The Missing Gap In Workflows For AI Devs
Also available on
Chapters
In this episode
Baruch Sadogursky, Head of Developer Relations at TuxCare, joins Simon Maple to explore why automated integrity needs to be built in before we rely on AI outputs.
On the docket:
• the difference between specs and tests
• why PMs sidelined specs
• the "intent-integrity gap" between human goals and LLM outputs
• the non-determinism of LLMs as a feature, not a flaw
• Baruch’s belief: devs are not going anywhere
Introduction: Revisiting Trust in Code at AI-Fokus
Simon and Baruch reconnect at the AI-Fokus conference to explore how LLMs, specifications, and modern development practices are reshaping software engineering. They reflect on their shared history and shift the conversation toward the integrity of AI-generated code.
The Core Issue with AI-Generated Code
AI-generated code often lacks developer trust. Developers tend to avoid reviewing code they did not write, especially when produced by machines. This problem mirrors poor human code review practices and highlights a need for better accountability mechanisms.
Tests as Guardrails and Specs as the Foundation
Baruch proposes that software quality should be driven by well-defined tests. If code passes trustworthy tests, it can be accepted without manual inspection. However, for this to be effective, those tests must be generated from a clear and agreed-upon specification. The specification becomes the authoritative source of truth, accessible to both technical and non-technical stakeholders.
The Promise and Limitations of BDD and Gherkin
Behavior-Driven Development (BDD), supported by Gherkin syntax, attempted to make specifications readable and writable by all stakeholders. While human-readable, Gherkin proved too rigid for product managers and non-technical users, limiting adoption. Additionally, the disconnect between specifications and implementation caused them to become outdated and unmaintained.
The Intent Integrity Chain
Baruch introduces the concept of an intent integrity chain, a structured process for aligning software with human intent:
Begin with a prompt or product definition.

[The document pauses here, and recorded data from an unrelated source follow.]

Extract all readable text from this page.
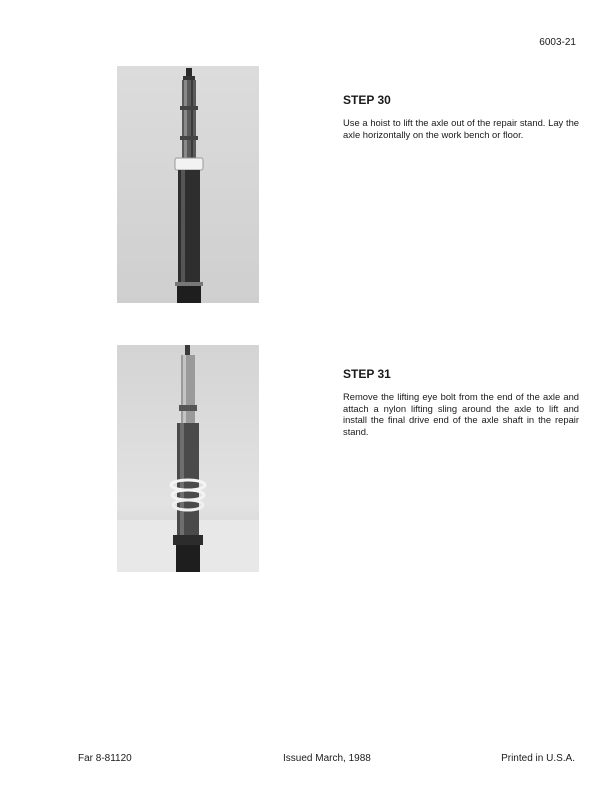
6003-21
STEP 30

Use a hoist to lift the axle out of the repair stand. Lay the axle horizontally on the work bench or floor.

STEP 31

Remove the lifting eye bolt from the end of the axle and attach a nylon lifting sling around the axle to lift and install the final drive end of the axle shaft in the repair stand.

Far 8-81120	Issued March, 1988	Printed in U.S.A.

Generate specifications using an LLM and review them with stakeholders.
Compile specifications into deterministic tests (outside the LLM).
Use LLMs to generate code until it passes those tests.
Lock tests to prevent tampering and ensure reliability.
In this model, code is treated as a disposable output, with integrity preserved through specifications and tests.
Microservices and Iterative Regeneration
The conversation emphasizes the importance of modular architecture. With microservices, updates or new requirements can be addressed by regenerating individual components. The prompt and spec drive the process, allowing for scalable and maintainable evolution of the system.
Expanding the Role of Specification with Tessl
Tessl is positioned as a more capable successor to Gherkin. It allows for richer specifications that include behavioral expectations, API interfaces, and non-functional concerns such as performance, security, and language preferences. This avoids overloading specs with information they were never designed to carry.
Continuous Validation and Feedback Loops
The podcast highlights the value of feedback loops from production telemetry and quality metrics. These inputs can inform changes to specs, enabling continuous iteration while maintaining alignment with original intent.
The Evolving Role of the Developer
In a spec-centric future, developers will not disappear but evolve. Some will focus on architecture and composability, while others will act as domain experts ensuring feasibility and guiding prompt formulation. Technical knowledge remains critical, particularly for non-obvious constraints and system-wide considerations.
Conclusion
The intent integrity chain, when implemented with advanced spec tooling like Tessl, provides a reliable structure for developing software with AI. It allows teams to scale LLM-based development while maintaining trust, aligning stakeholders, and ensuring that code reflects shared intent.